Panelists discuss how pharmacists can systematically identify eligible patients through team-based approaches involving technicians and student pharmacists who can query databases by age (50+) and high-risk conditions or medications, while addressing common barriers identified in research including insurance coverage, patient willingness, eligibility determination challenges, documentation time, and patient demand—emphasizing that effective solutions require clear communication, strong provider recommendations rather than just offering eligibility, community outreach, and creating pharmacy cultures where vaccination is integrated into workflow rather than treated as a separate process.
Building Patient Trust: Identifying Patients Eligible for Pneumococcal Vaccination Summary
Systematic identification of pneumococcal vaccine-eligible patients requires leveraging pharmacy team members, including technicians and student pharmacists, to implement database queries and patient outreach strategies. Age-based identification starting at 50 years provides an excellent foundation, allowing staff to query patients by age and review vaccination histories for multiple vaccines including pneumococcal, shingles, and seasonal respiratory vaccines. When computer systems permit disease state searches, teams can filter for high-risk conditions, though many pharmacies may be limited to medication-based searches.
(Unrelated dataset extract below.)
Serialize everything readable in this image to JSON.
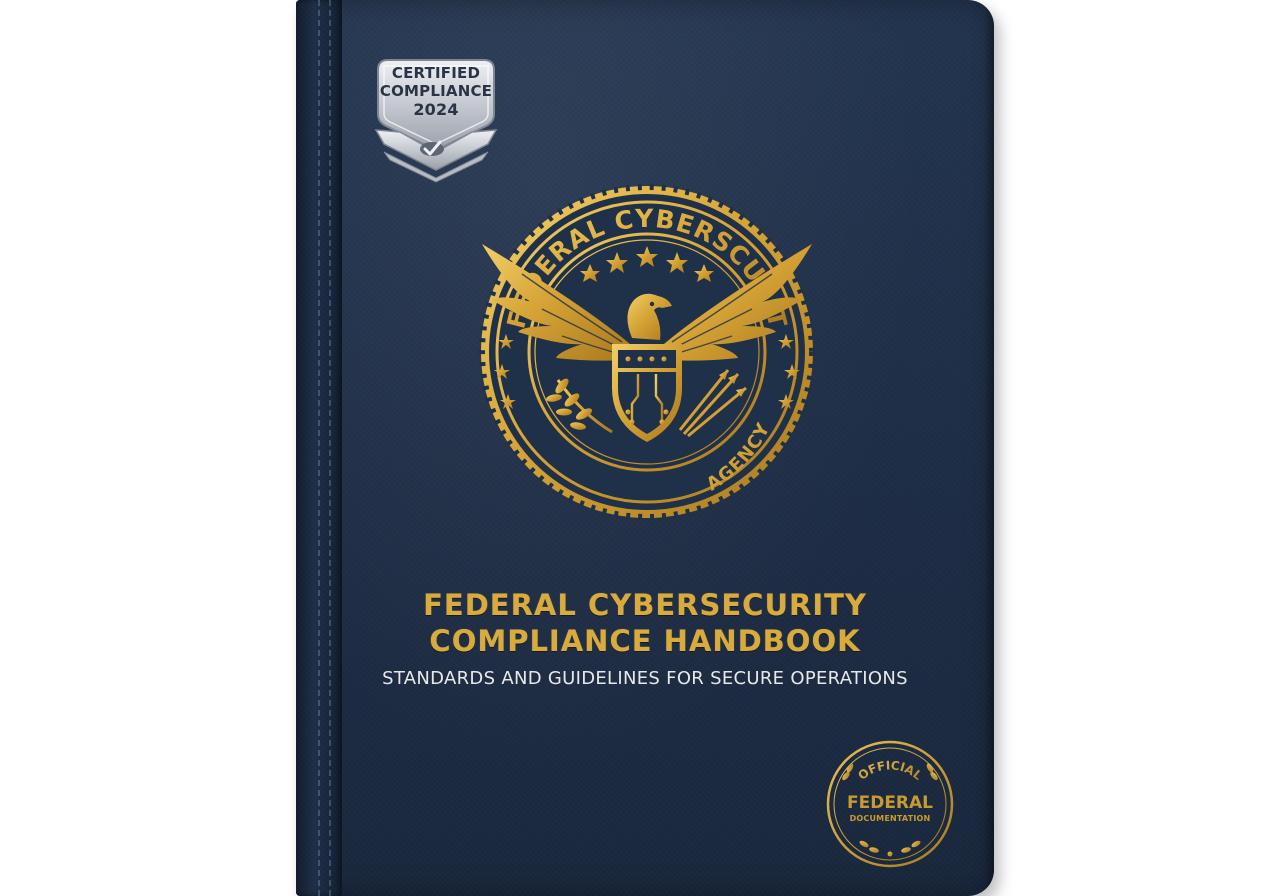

Staff should identify medications commonly prescribed for qualifying conditions while exercising caution about assumptions, particularly with drugs used for multiple indications, such as diabetes medications also prescribed for weight loss. Integration of vaccination opportunities into existing workflows, including comprehensive medication reviews (CMRs), medication therapy management (MTM) sessions, and routine immunizations like influenza vaccines, creates multiple touchpoints for identifying eligible patients.
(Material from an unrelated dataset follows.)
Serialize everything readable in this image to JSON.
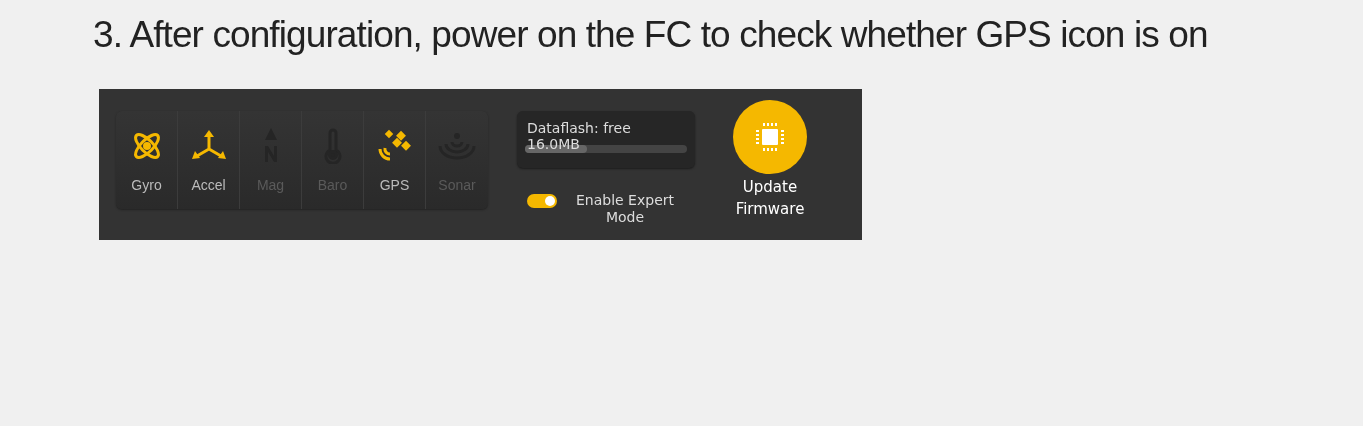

Common barriers to pneumococcal vaccination, identified in recent research involving 58 pharmacists, include insurance coverage limitations, patient willingness, difficulty determining eligibility, documentation time requirements, and insufficient patient demand. The recent age reduction to 50 years may initially confuse patients who require clear explanations about their risks for serious disease, hospitalization, and invasive pneumococcal disease. Insurance coverage concerns can be addressed through manufacturer patient assistance programs for eligible patients without coverage or Medicare Part D, while community outreach to underserved populations through free clinics helps address access issues. Pharmacy closures across the country make community engagement and meeting patients where they are increasingly important for maintaining access to immunization services.
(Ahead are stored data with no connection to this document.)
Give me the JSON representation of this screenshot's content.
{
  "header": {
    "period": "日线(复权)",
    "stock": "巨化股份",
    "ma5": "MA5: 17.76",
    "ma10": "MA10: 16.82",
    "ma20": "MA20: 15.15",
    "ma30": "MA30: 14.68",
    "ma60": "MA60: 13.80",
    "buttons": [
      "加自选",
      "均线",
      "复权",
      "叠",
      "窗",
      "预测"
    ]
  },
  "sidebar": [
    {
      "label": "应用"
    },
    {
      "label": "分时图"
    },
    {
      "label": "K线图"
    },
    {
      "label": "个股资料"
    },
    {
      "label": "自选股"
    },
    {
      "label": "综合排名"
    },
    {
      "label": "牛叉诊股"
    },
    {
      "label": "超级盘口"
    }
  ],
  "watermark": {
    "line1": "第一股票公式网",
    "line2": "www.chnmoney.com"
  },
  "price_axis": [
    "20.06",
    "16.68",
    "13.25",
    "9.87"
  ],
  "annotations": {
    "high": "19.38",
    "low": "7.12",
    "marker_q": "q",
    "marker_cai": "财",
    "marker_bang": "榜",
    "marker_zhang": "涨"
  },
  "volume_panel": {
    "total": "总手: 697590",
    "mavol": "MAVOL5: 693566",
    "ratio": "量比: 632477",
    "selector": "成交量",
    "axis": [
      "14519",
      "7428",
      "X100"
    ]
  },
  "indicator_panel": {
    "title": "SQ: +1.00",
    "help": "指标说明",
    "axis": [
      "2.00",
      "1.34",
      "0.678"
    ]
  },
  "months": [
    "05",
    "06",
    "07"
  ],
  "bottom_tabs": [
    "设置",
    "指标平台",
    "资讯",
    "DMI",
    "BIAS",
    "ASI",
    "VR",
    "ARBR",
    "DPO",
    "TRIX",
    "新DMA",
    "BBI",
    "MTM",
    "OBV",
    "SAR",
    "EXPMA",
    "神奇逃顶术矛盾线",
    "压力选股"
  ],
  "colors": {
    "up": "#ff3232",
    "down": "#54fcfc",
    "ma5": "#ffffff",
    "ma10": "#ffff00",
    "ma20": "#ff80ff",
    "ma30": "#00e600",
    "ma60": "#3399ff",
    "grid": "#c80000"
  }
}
Effective patient engagement relies heavily on communication strategies and strong provider recommendations rather than passive eligibility notifications. Marketing efforts should emphasize "pneumococcal vaccines" rather than "pneumonia vaccines" to accurately convey the broader protection against various pneumococcal infections including meningitis and bacteremia. Implementation science principles can guide pharmacies in evaluating successful strategies and adapting best practices to their specific environments. Building patient trust through face-to-face interactions and making specific, evidence-based recommendations ("I recommend you get the pneumococcal vaccine because...") proves significantly more effective than simply asking if patients want available vaccines. This communication-centered approach, combined with team-based identification strategies, creates sustainable systems for improving pneumococcal vaccination rates in community pharmacy settings.